PIMCO Canada launches new ETF series units to expand core bond offering

Firm says higher bond yields makes fixed income attractive for the long term

PIMCO Canada launches new ETF series units to expand core bond offering
Steve Randall

PIMCO Canada has launched the exchanged-traded fund series units of its PIMCO Canadian Core Bond Fund.

The units are trading on the TSX under the ticker CORE with a strategy that seeks total return, consistent with preservation of capital and prudent investment management. The fund invests primarily in a diversified portfolio of Canadian dollar fixed income of varying maturities.

Initially, 50,000 ETF units are available at $20 per unit and the Fund has closed its initial offering of the ETF Series Units.  The fund also offers traditional Mutual Fund Series.

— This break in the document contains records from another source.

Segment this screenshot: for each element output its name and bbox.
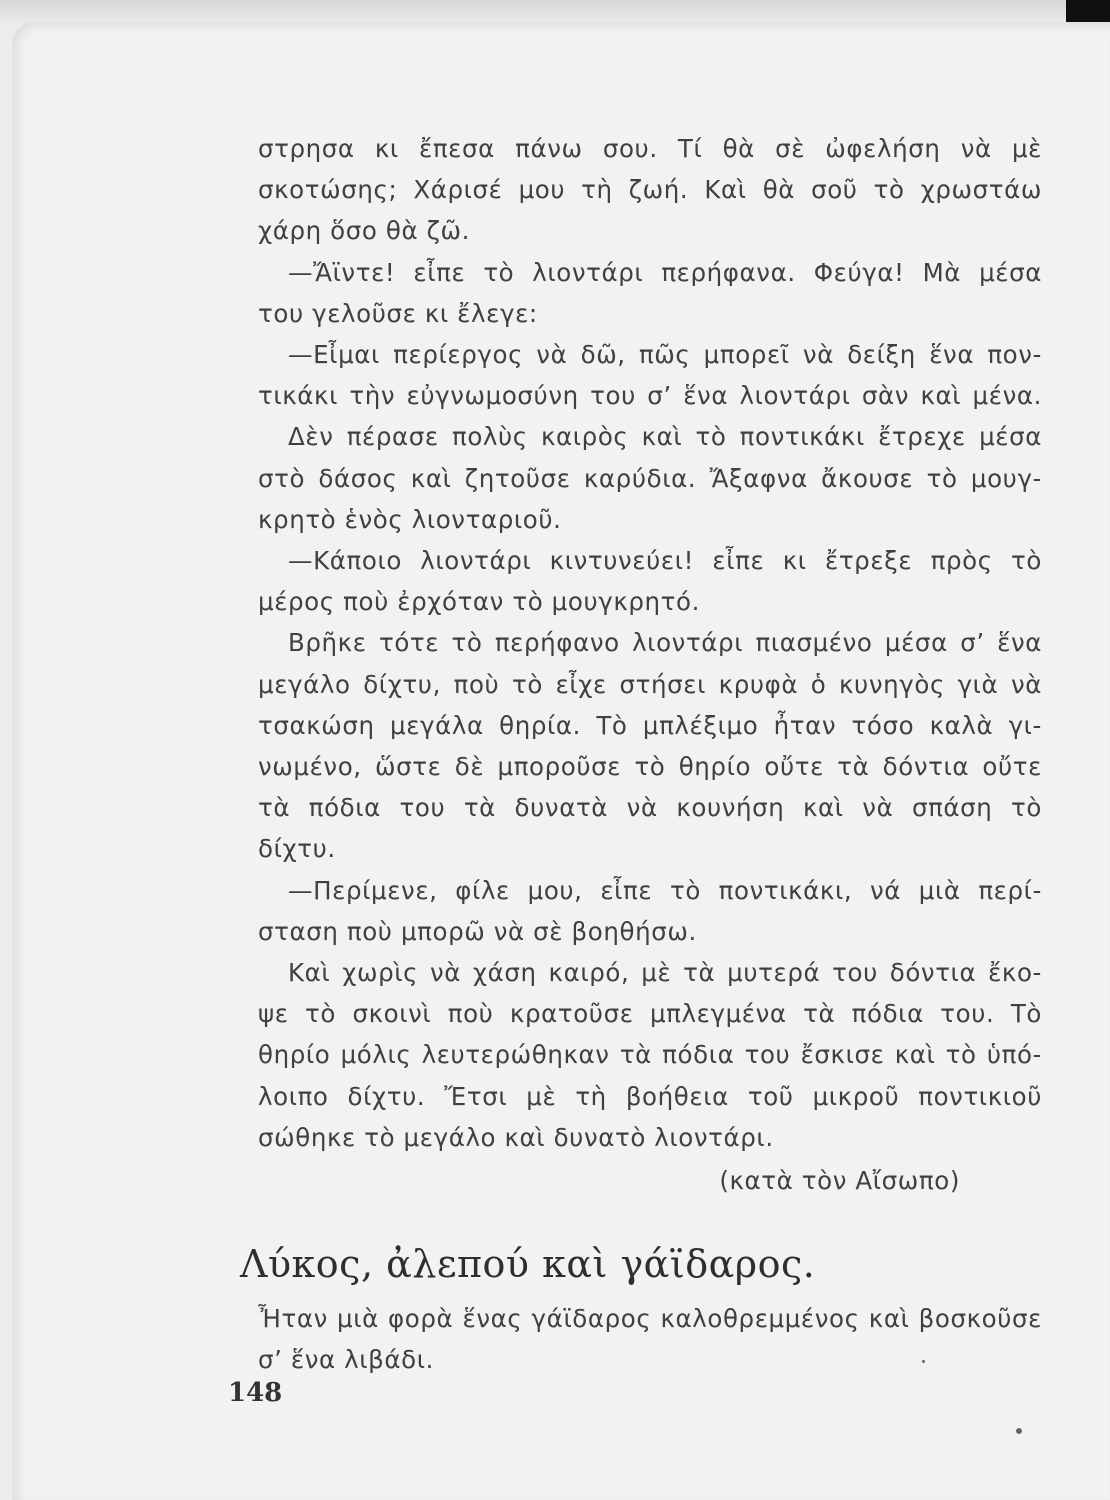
text-line: κρητὸ ἑνὸς λιονταριοῦ. bbox=[258, 504, 562, 534]
text-line: τὰ πόδια του τὰ δυνατὰ νὰ κουνήση καὶ νὰ σπάση τὸ bbox=[258, 793, 1042, 823]
page-number: 148 bbox=[228, 1378, 283, 1408]
scan-corner-mark bbox=[1066, 0, 1110, 22]
text-line: τσακώση μεγάλα θηρία. Τὸ μπλέξιμο ἦταν τόσο καλὰ γι- bbox=[258, 710, 1042, 740]
text-line: σταση ποὺ μπορῶ νὰ σὲ βοηθήσω. bbox=[258, 916, 697, 946]
scan-speck bbox=[1016, 1428, 1022, 1434]
text-line: Βρῆκε τότε τὸ περήφανο λιοντάρι πιασμένο μέσα σ’ ἕνα bbox=[288, 628, 1042, 658]
text-line: σκοτώσης; Χάρισέ μου τὴ ζωή. Καὶ θὰ σοῦ τὸ χρωστάω bbox=[258, 175, 1042, 205]
text-line: σώθηκε τὸ μεγάλο καὶ δυνατὸ λιοντάρι. bbox=[258, 1122, 774, 1152]
text-line: μέρος ποὺ ἐρχόταν τὸ μουγκρητό. bbox=[258, 587, 700, 617]
text-line: —Ἄϊντε! εἶπε τὸ λιοντάρι περήφανα. Φεύγα! Μὰ μέσα bbox=[288, 257, 1042, 287]
text-line: νωμένο, ὥστε δὲ μποροῦσε τὸ θηρίο οὔτε τὰ δόντια οὔτε bbox=[258, 752, 1042, 782]
text-line: χάρη ὅσο θὰ ζῶ. bbox=[258, 216, 471, 246]
text-line: δίχτυ. bbox=[258, 834, 336, 864]
text-line: σ’ ἕνα λιβάδι. bbox=[258, 1345, 435, 1375]
text-line: Δὲν πέρασε πολὺς καιρὸς καὶ τὸ ποντικάκι ἔτρεχε μέσα bbox=[288, 422, 1042, 452]
next-story-text bbox=[258, 1298, 1042, 1380]
text-line: ψε τὸ σκοινὶ ποὺ κρατοῦσε μπλεγμένα τὰ πόδια του. Τὸ bbox=[258, 999, 1042, 1029]
scan-top-edge bbox=[0, 0, 1110, 24]
story-attribution: (κατὰ τὸν Αἴσωπο) bbox=[719, 1166, 960, 1195]
text-line: θηρίο μόλις λευτερώθηκαν τὰ πόδια του ἔσκισε καὶ τὸ ὑπό- bbox=[258, 1040, 1042, 1070]
text-line: στρησα κι ἔπεσα πάνω σου. Τί θὰ σὲ ὠφελήση νὰ μὲ bbox=[258, 134, 1042, 163]
story-end-text bbox=[258, 128, 1042, 1158]
text-line: στὸ δάσος καὶ ζητοῦσε καρύδια. Ἄξαφνα ἄκουσε τὸ μουγ- bbox=[258, 463, 1042, 493]
text-line: —Εἶμαι περίεργος νὰ δῶ, πῶς μπορεῖ νὰ δείξη ἕνα πον- bbox=[288, 340, 1042, 370]
text-line: λοιπο δίχτυ. Ἔτσι μὲ τὴ βοήθεια τοῦ μικροῦ ποντικιοῦ bbox=[258, 1081, 1042, 1111]
text-line: Καὶ χωρὶς νὰ χάση καιρό, μὲ τὰ μυτερά του δόντια ἔκο- bbox=[288, 958, 1042, 988]
section-heading: Λύκος, ἀλεπού καὶ γάϊδαρος. bbox=[240, 1242, 816, 1286]
text-line: μεγάλο δίχτυ, ποὺ τὸ εἶχε στήσει κρυφὰ ὁ κυνηγὸς γιὰ νὰ bbox=[258, 669, 1042, 699]
text-line: του γελοῦσε κι ἔλεγε: bbox=[258, 298, 538, 328]
text-line: —Κάποιο λιοντάρι κιντυνεύει! εἶπε κι ἔτρεξε πρὸς τὸ bbox=[288, 546, 1042, 576]
text-line: Ἦταν μιὰ φορὰ ἕνας γάϊδαρος καλοθρεμμένος καὶ βοσκοῦσε bbox=[258, 1304, 1042, 1333]
text-line: τικάκι τὴν εὐγνωμοσύνη του σ’ ἕνα λιοντάρι σὰν καὶ μένα. bbox=[258, 381, 1042, 411]
text-line: —Περίμενε, φίλε μου, εἶπε τὸ ποντικάκι, νά μιὰ περί- bbox=[288, 875, 1042, 905]
scan-speck bbox=[922, 1360, 925, 1363]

The fund has been managed for more than four years by the same portfolio manager team that includes Vinayak Seshasayee, executive vice president and Marc Seidner, managing director and chief investment officer, Non-traditional Strategies.

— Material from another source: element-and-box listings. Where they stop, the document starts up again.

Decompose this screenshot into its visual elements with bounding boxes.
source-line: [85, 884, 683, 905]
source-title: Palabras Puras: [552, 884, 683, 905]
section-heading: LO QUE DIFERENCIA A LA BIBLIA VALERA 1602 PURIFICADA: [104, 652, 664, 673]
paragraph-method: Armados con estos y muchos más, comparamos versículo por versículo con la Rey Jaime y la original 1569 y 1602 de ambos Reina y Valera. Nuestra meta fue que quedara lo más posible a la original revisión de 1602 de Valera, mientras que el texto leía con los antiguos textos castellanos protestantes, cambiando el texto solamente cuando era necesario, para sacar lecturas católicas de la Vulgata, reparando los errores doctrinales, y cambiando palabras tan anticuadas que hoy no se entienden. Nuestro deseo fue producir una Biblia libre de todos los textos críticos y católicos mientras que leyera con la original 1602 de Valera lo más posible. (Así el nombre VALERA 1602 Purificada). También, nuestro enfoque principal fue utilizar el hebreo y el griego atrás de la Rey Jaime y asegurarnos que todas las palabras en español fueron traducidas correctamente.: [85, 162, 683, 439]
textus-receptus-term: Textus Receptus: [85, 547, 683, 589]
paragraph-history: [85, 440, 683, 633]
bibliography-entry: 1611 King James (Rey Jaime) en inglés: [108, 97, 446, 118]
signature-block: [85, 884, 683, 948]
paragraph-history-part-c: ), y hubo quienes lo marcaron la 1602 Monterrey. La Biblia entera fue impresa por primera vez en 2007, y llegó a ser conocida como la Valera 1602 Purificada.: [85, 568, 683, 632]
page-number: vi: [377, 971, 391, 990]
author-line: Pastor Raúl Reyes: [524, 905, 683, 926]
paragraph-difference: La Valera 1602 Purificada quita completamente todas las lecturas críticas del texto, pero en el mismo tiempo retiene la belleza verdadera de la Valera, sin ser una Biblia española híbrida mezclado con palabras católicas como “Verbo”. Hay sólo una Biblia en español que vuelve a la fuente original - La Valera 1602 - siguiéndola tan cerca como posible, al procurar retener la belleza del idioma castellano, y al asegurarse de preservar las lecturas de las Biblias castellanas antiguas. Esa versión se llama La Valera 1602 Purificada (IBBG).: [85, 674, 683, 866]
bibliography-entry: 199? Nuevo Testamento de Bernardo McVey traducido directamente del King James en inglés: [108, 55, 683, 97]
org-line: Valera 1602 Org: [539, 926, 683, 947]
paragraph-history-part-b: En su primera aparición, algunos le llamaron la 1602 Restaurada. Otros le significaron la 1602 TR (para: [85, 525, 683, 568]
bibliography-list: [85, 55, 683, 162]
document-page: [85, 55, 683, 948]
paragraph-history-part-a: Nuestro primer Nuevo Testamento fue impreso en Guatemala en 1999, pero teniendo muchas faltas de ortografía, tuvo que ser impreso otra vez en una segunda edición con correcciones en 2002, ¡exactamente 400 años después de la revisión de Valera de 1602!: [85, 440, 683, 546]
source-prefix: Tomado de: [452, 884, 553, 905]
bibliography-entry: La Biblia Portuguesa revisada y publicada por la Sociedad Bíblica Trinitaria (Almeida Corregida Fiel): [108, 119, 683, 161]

“Higher interest rates globally have made bonds historically attractive and adding an ETF Series to PIMCO’s Canadian Core Bond Fund gives investors more choice in how they can access PIMCO’s time-tested investment strategy,” said Greg Tsagogeorgas, PIMCO Executive Vice President and Co-Head of PIMCO Canada. “Moreover, PIMCO believes the generational reset to higher bond yields in recent years makes fixed income compelling not just today, but also in the years to come.”

Canadian investors’ appetite for ETF investments continues unabated and they are on track to allocate a record amount of capital to the funds this year, according to Valerie Grimba, director of ETF sales and strategy at RBC Capital Markets.

“July was another strong month for ETF flows; it’s kind of following on a big year for 2024 actually, we’re on pace to hit the highest level of ETF fund flows ever, surpassing 2021’s record,” she recently told BNN Bloomberg.

National Bank of Canada’s Canadian ETF Flows report shows $5.2 billion inflows to funds in July, easing back to levels more in line with April and May following the new all-time record high of $9.7 billion recorded in June.